2020年度「一人校長カフェ」(8) 読書のすすめ②
「校長室の窓」をご覧の皆様。こんにちは。学習サポートのほか家族で楽しめるゲームなど、先生方が出演する動画が少しずつ増えてきましたので、本校生徒の皆さんはホームページまたはiTunesUで是非ご覧になってください。
さて、連載の2回目です。前回の記事の最後に、「芋づる式!読書MAP」(白マップ)を作成するために、私の本棚に残っていた本をいくつか取り上げてみました。それぞれの本のつながりを強く意識して読んだ覚えはありませんが、はじめてそれらの本を一堂に集めて写真に撮ってみました。
▼前回「芋づる式!読書MAP」(白マップに記入)で紹介した本
今回の「読書のすすめ」連載の目的は前回記させていただいたとおりで、決して特定の本を読むことを勧めることではありませんので、1冊1冊の内容を評価するようなことはしませんし、そもそも私は読書について専門的に学んだことはないので評価などできませんが、読書をキーワードとしたときに、それぞれの本の間にどのようなつながりがあるのかを改めて考えてみました。
読書MAPの「はじまりの本」に選んだ齋藤孝氏の『読書力』(齋藤孝著、岩波新書801、2002年)は、私が以前勤務した学校で朝読書をすることになった際に、子どもたちとどのように向き合うべきかを考えるために読んだ本です。本の発行年を見ると「2002年9月20日第一刷発行」とありましたので、今から18年近くも前に読んだことになります。今回改めて読み返してみると、好きな著者の本を読むだけでは自分をつくることはできませんよという文脈の中で、「一つの本を読めば済むというのではなく、その本を読むと次々にいろいろな本を読みたくなる」(同書104ページ)との記述もありました。また、「本を読んだら人に話す」(同書188ページ)という項目もあり、これは私たち大人でもよくしていることですし、読書にも張り合いが出ます。食事のときなどに家族と話すことは今のような時期でもできますし、担任の先生から電話が来たときに話してみるのも良いと思います。
同じ読書論つながりで、『読書力』から「芋づる」でつないだのが、前回紹介させていただいた出口治明氏の『人生を面白くする本物の教養』(出口治明著、幻冬舎新書391、2015年)と同じ著者の『本の「使い方」』(出口治明著、角川oneテーマ21、2014年)です。私は2015年発行の『人生を面白くする本物の教養』を先に読んで、次に2014年発行の『本の「使い方」』の存在を知り読みましたが、後者の本を読んで、出口氏が「本・人・旅」と考える背景に触れることができました。簡単に紹介しますと、長野県小諸市の藤村記念館に展示されている、近代の詩人、小説家である島崎藤村の「人の世には三智がある 学んで得る智 人と交わって得る智 みづからの体験によって得る智がそれである」(同書29ページ)という色紙がヒントになっているようです。

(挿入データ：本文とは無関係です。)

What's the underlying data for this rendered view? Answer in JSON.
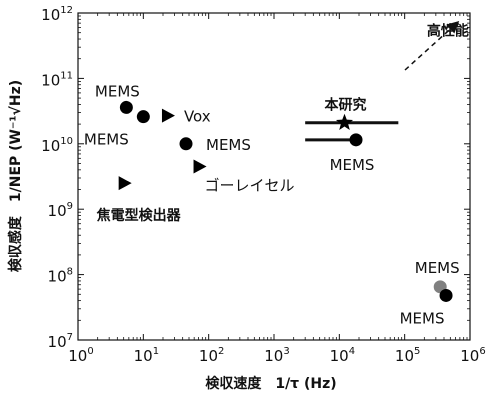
{
  "chart_data": {
    "type": "scatter",
    "x_axis": {
      "scale": "log",
      "range": [
        1,
        1000000
      ],
      "ticks": [
        {
          "value": 1,
          "base": "10",
          "exp": "0"
        },
        {
          "value": 10,
          "base": "10",
          "exp": "1"
        },
        {
          "value": 100,
          "base": "10",
          "exp": "2"
        },
        {
          "value": 1000,
          "base": "10",
          "exp": "3"
        },
        {
          "value": 10000,
          "base": "10",
          "exp": "4"
        },
        {
          "value": 100000,
          "base": "10",
          "exp": "5"
        },
        {
          "value": 1000000,
          "base": "10",
          "exp": "6"
        }
      ],
      "label": "検収速度　1/τ (Hz)"
    },
    "y_axis": {
      "scale": "log",
      "range": [
        10000000,
        1000000000000
      ],
      "ticks": [
        {
          "value": 10000000,
          "base": "10",
          "exp": "7"
        },
        {
          "value": 100000000,
          "base": "10",
          "exp": "8"
        },
        {
          "value": 1000000000,
          "base": "10",
          "exp": "9"
        },
        {
          "value": 10000000000,
          "base": "10",
          "exp": "10"
        },
        {
          "value": 100000000000,
          "base": "10",
          "exp": "11"
        },
        {
          "value": 1000000000000,
          "base": "10",
          "exp": "12"
        }
      ],
      "label": "検収感度　1/NEP (W⁻¹√Hz)"
    },
    "grid": false,
    "points": [
      {
        "x": 5.5,
        "y": 36000000000,
        "marker": "circle",
        "color": "#000000"
      },
      {
        "x": 10,
        "y": 26000000000,
        "marker": "circle",
        "color": "#000000"
      },
      {
        "x": 45,
        "y": 10000000000,
        "marker": "circle",
        "color": "#000000"
      },
      {
        "x": 18000,
        "y": 11500000000,
        "marker": "circle",
        "color": "#000000",
        "xerr": [
          3000,
          18000
        ]
      },
      {
        "x": 350000,
        "y": 65000000,
        "marker": "circle",
        "color": "#808080"
      },
      {
        "x": 430000,
        "y": 48000000,
        "marker": "circle",
        "color": "#000000"
      },
      {
        "x": 23,
        "y": 27000000000,
        "marker": "triangle-right",
        "color": "#000000"
      },
      {
        "x": 70,
        "y": 4500000000,
        "marker": "triangle-right",
        "color": "#000000"
      },
      {
        "x": 5,
        "y": 2500000000,
        "marker": "triangle-right",
        "color": "#000000"
      },
      {
        "x": 12000,
        "y": 21000000000,
        "marker": "star",
        "color": "#000000",
        "xerr": [
          3000,
          80000
        ]
      }
    ],
    "labels": [
      {
        "text": "MEMS",
        "x": 5.5,
        "y": 36000000000
      },
      {
        "text": "MEMS",
        "x": 10,
        "y": 26000000000
      },
      {
        "text": "Vox",
        "x": 23,
        "y": 27000000000
      },
      {
        "text": "MEMS",
        "x": 45,
        "y": 10000000000
      },
      {
        "text": "ゴーレイセル",
        "x": 70,
        "y": 4500000000
      },
      {
        "text": "焦電型検出器",
        "x": 5,
        "y": 2500000000
      },
      {
        "text": "本研究",
        "x": 12000,
        "y": 21000000000
      },
      {
        "text": "MEMS",
        "x": 18000,
        "y": 11500000000
      },
      {
        "text": "MEMS",
        "x": 350000,
        "y": 65000000
      },
      {
        "text": "MEMS",
        "x": 430000,
        "y": 48000000
      },
      {
        "text": "高性能",
        "x": 300000,
        "y": 500000000000
      }
    ]
  }
}
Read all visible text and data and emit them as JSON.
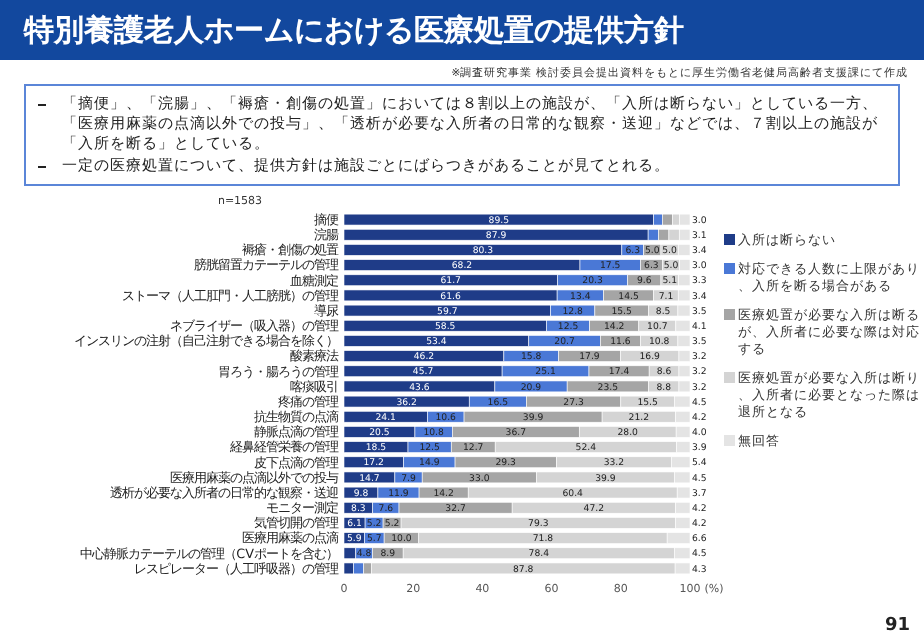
{
  "chart_data": {
    "type": "bar",
    "orientation": "horizontal",
    "stacked": true,
    "legend": "right",
    "title": "特別養護老人ホームにおける医療処置の提供方針",
    "subtitle": "※調査研究事業 検討委員会提出資料をもとに厚生労働省老健局高齢者支援課にて作成",
    "annotations": [
      "「摘便」、「浣腸」、「褥瘡・創傷の処置」においては８割以上の施設が、「入所は断らない」としている一方、「医療用麻薬の点滴以外での投与」、「透析が必要な入所者の日常的な観察・送迎」などでは、７割以上の施設が「入所を断る」としている。",
      "一定の医療処置について、提供方針は施設ごとにばらつきがあることが見てとれる。",
      "n=1583",
      "91"
    ],
    "xlabel": "(%)",
    "categories": [
      "摘便",
      "浣腸",
      "褥瘡・創傷の処置",
      "膀胱留置カテーテルの管理",
      "血糖測定",
      "ストーマ（人工肛門・人工膀胱）の管理",
      "導尿",
      "ネブライザー（吸入器）の管理",
      "インスリンの注射（自己注射できる場合を除く）",
      "酸素療法",
      "胃ろう・腸ろうの管理",
      "喀痰吸引",
      "疼痛の管理",
      "抗生物質の点滴",
      "静脈点滴の管理",
      "経鼻経管栄養の管理",
      "皮下点滴の管理",
      "医療用麻薬の点滴以外での投与",
      "透析が必要な入所者の日常的な観察・送迎",
      "モニター測定",
      "気管切開の管理",
      "医療用麻薬の点滴",
      "中心静脈カテーテルの管理（CVポートを含む）",
      "レスピレーター（人工呼吸器）の管理"
    ],
    "xlim": [
      0,
      100
    ],
    "xticks": [
      0,
      20,
      40,
      60,
      80,
      100
    ],
    "series": [
      {
        "name": "入所は断らない",
        "color": "#1f3c88",
        "values": [
          89.5,
          87.9,
          80.3,
          68.2,
          61.7,
          61.6,
          59.7,
          58.5,
          53.4,
          46.2,
          45.7,
          43.6,
          36.2,
          24.1,
          20.5,
          18.5,
          17.2,
          14.7,
          9.8,
          8.3,
          6.1,
          5.9,
          3.4,
          2.8
        ],
        "value_labels": [
          "89.5",
          "87.9",
          "80.3",
          "68.2",
          "61.7",
          "61.6",
          "59.7",
          "58.5",
          "53.4",
          "46.2",
          "45.7",
          "43.6",
          "36.2",
          "24.1",
          "20.5",
          "18.5",
          "17.2",
          "14.7",
          "9.8",
          "8.3",
          "6.1",
          "5.9",
          null,
          null
        ]
      },
      {
        "name": "対応できる人数に上限があり、入所を断る場合がある",
        "color": "#4a78d6",
        "values": [
          2.5,
          3.0,
          6.3,
          17.5,
          20.3,
          13.4,
          12.8,
          12.5,
          20.7,
          15.8,
          25.1,
          20.9,
          16.5,
          10.6,
          10.8,
          12.5,
          14.9,
          7.9,
          11.9,
          7.6,
          5.2,
          5.7,
          4.8,
          2.9
        ],
        "value_labels": [
          null,
          null,
          "6.3",
          "17.5",
          "20.3",
          "13.4",
          "12.8",
          "12.5",
          "20.7",
          "15.8",
          "25.1",
          "20.9",
          "16.5",
          "10.6",
          "10.8",
          "12.5",
          "14.9",
          "7.9",
          "11.9",
          "7.6",
          "5.2",
          "5.7",
          "4.8",
          null
        ]
      },
      {
        "name": "医療処置が必要な入所は断るが、入所者に必要な際は対応する",
        "color": "#a5a5a5",
        "values": [
          2.9,
          3.0,
          5.0,
          6.3,
          9.6,
          14.5,
          15.5,
          14.2,
          11.6,
          17.9,
          17.4,
          23.5,
          27.3,
          39.9,
          36.7,
          12.7,
          29.3,
          33.0,
          14.2,
          32.7,
          5.2,
          10.0,
          8.9,
          2.2
        ],
        "value_labels": [
          null,
          null,
          "5.0",
          "6.3",
          "9.6",
          "14.5",
          "15.5",
          "14.2",
          "11.6",
          "17.9",
          "17.4",
          "23.5",
          "27.3",
          "39.9",
          "36.7",
          "12.7",
          "29.3",
          "33.0",
          "14.2",
          "32.7",
          "5.2",
          "10.0",
          "8.9",
          null
        ]
      },
      {
        "name": "医療処置が必要な入所は断り、入所者に必要となった際は退所となる",
        "color": "#d4d4d4",
        "values": [
          2.1,
          3.0,
          5.0,
          5.0,
          5.1,
          7.1,
          8.5,
          10.7,
          10.8,
          16.9,
          8.6,
          8.8,
          15.5,
          21.2,
          28.0,
          52.4,
          33.2,
          39.9,
          60.4,
          47.2,
          79.3,
          71.8,
          78.4,
          87.8
        ],
        "value_labels": [
          null,
          null,
          "5.0",
          "5.0",
          "5.1",
          "7.1",
          "8.5",
          "10.7",
          "10.8",
          "16.9",
          "8.6",
          "8.8",
          "15.5",
          "21.2",
          "28.0",
          "52.4",
          "33.2",
          "39.9",
          "60.4",
          "47.2",
          "79.3",
          "71.8",
          "78.4",
          "87.8"
        ]
      },
      {
        "name": "無回答",
        "color": "#e4e4e4",
        "values": [
          3.0,
          3.1,
          3.4,
          3.0,
          3.3,
          3.4,
          3.5,
          4.1,
          3.5,
          3.2,
          3.2,
          3.2,
          4.5,
          4.2,
          4.0,
          3.9,
          5.4,
          4.5,
          3.7,
          4.2,
          4.2,
          6.6,
          4.5,
          4.3
        ],
        "value_labels": [
          "3.0",
          "3.1",
          "3.4",
          "3.0",
          "3.3",
          "3.4",
          "3.5",
          "4.1",
          "3.5",
          "3.2",
          "3.2",
          "3.2",
          "4.5",
          "4.2",
          "4.0",
          "3.9",
          "5.4",
          "4.5",
          "3.7",
          "4.2",
          "4.2",
          "6.6",
          "4.5",
          "4.3"
        ]
      }
    ]
  }
}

私が前回紹介した読書MAPでは、それ以外にも『読書力』から7本の芋づるが伸びています。中には三万冊もの蔵書を手放さざるを得なくなった著述家の話(紀田順一郎著『蔵書一代』松籟社、2017年)や岡山県倉敷市の古本屋さんの話(田中美穂著『わたしの小さな古本屋』ちくま文庫、2016年)、校正、印刷、製本など書籍ができるまでのことを記した本(稲泉連著『「本をつくる」という仕事』筑摩書房、2017年)などもあり、今振り返ると、なぜこのようなジャンルの本を立て続けに読んだのだろうと不思議に思います。自分の部屋にある本を「芋づる」でつないでみるのは結構面白いですよ。
ちなみに私は、講演会などに参加して興味や関心を持った方の本を読むことがよくありますが、出口氏の場合のように、本を先に読んでからご本人の講演を聴きに行くこともあります。今回の最後に、このように直接お会いしたり講演などを聴いたりしたことのある方の本を集めて読書MAPに書き込み(青字が新たに書き加えた部分です)、写真に撮ってみましたので紹介します。
▼講演などを聴いた方の「芋づる式!読書MAP」(白マップに記入)とそれらの本の写真
次回は少し視点を変えて記したいと思います。本日もご覧いただきありがとうございました。